I'm using angular 6, trying to implement http interceptor, it's giving me ou provided 'undefined' where a stream was expected
when trying to login. I don't have a jwt token, I have an x-session
interceptor.ts
constructor(private injector: Injector) { }
intercept(req, next) {
const auth = this.injector.get(AuthService);
const token = auth.getToken();
if (token) {
const tokenizedReq = req.clone({
setHeaders: ({
'Content-Type': 'application/json',
'x-session': token
})
});
return next.handle(tokenizedReq);
}
login service
login(username, password) {
const data = {
username: username,
password: password
};
const headers = new HttpHeaders({ 'Content-Type': 'application/json' });
return this.http.post(this.login_url, data, { headers: headers, observe: 'response' });
}
getToken() {
return JSON.parse(localStorage.getItem('token'));
}
login component
onLogin() {
this.auth.login(this.username, this.password).subscribe(data => {
if (localStorage.getItem('data') === null) {
localStorage.setItem('data', JSON.stringify(data));
}
const token = data.headers.get('x-session');
const expiry = data.headers.get('x-session-expiry');
localStorage.setItem('token', JSON.stringify(token));
localStorage.setItem('token-expiry', JSON.stringify(expiry));
this.router.navigate(['']);
}, err => {
console.log(err);
});
}
How to fix the error? I guess if I was using jwt, there would be no error because most articles recommend the way shown above or something similar.

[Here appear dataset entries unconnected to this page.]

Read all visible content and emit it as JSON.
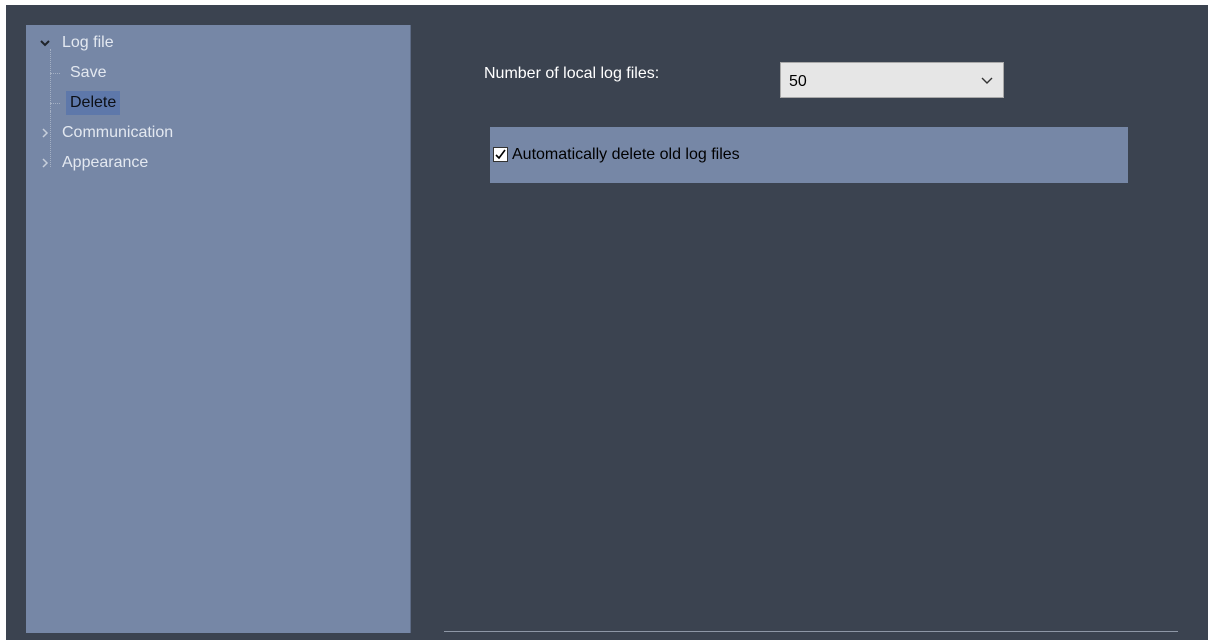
{
  "tree": {
    "items": [
      {
        "label": "Log file",
        "expanded": true,
        "children": [
          {
            "label": "Save",
            "selected": false
          },
          {
            "label": "Delete",
            "selected": true
          }
        ]
      },
      {
        "label": "Communication",
        "expanded": false
      },
      {
        "label": "Appearance",
        "expanded": false
      }
    ]
  },
  "settings": {
    "log_count_label": "Number of local log files:",
    "log_count_value": "50",
    "auto_delete_label": "Automatically delete old log files",
    "auto_delete_checked": true
  },
  "colors": {
    "window_bg": "#3b4350",
    "panel_bg": "#7687a6",
    "selection": "#5e78aa"
  },
  "icons": {
    "expanded": "chevron-down-icon",
    "collapsed": "chevron-right-icon",
    "dropdown": "chevron-down-icon",
    "checkbox": "checkmark-icon"
  }
}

I don't know if my solution is the best, but it seems to be working, if anyone has a better solution, I'll accept his.
interceptor
constructor(private injector: Injector) { }
intercept(req, next) {
const auth = this.injector.get(AuthService);
const token = auth.getToken();
if (token) {
const tokenizedReq = req.clone({
setHeaders: ({
'Content-Type': 'application/json',
'x-session': token
})
});
return next.handle(tokenizedReq);
} else {
const tokenizedReq = req.clone({
setHeaders: {
'Content-Type': 'application/json'
}
});
return next.handle(tokenizedReq);
}
}
login service
login(username, password) {
const data = {
username: username,
password: password
};
return this.http.post(this.login_url, data, { observe: 'response' });
}
So notice that I added an else statement, if the user is logged in add the token, else, don't add it.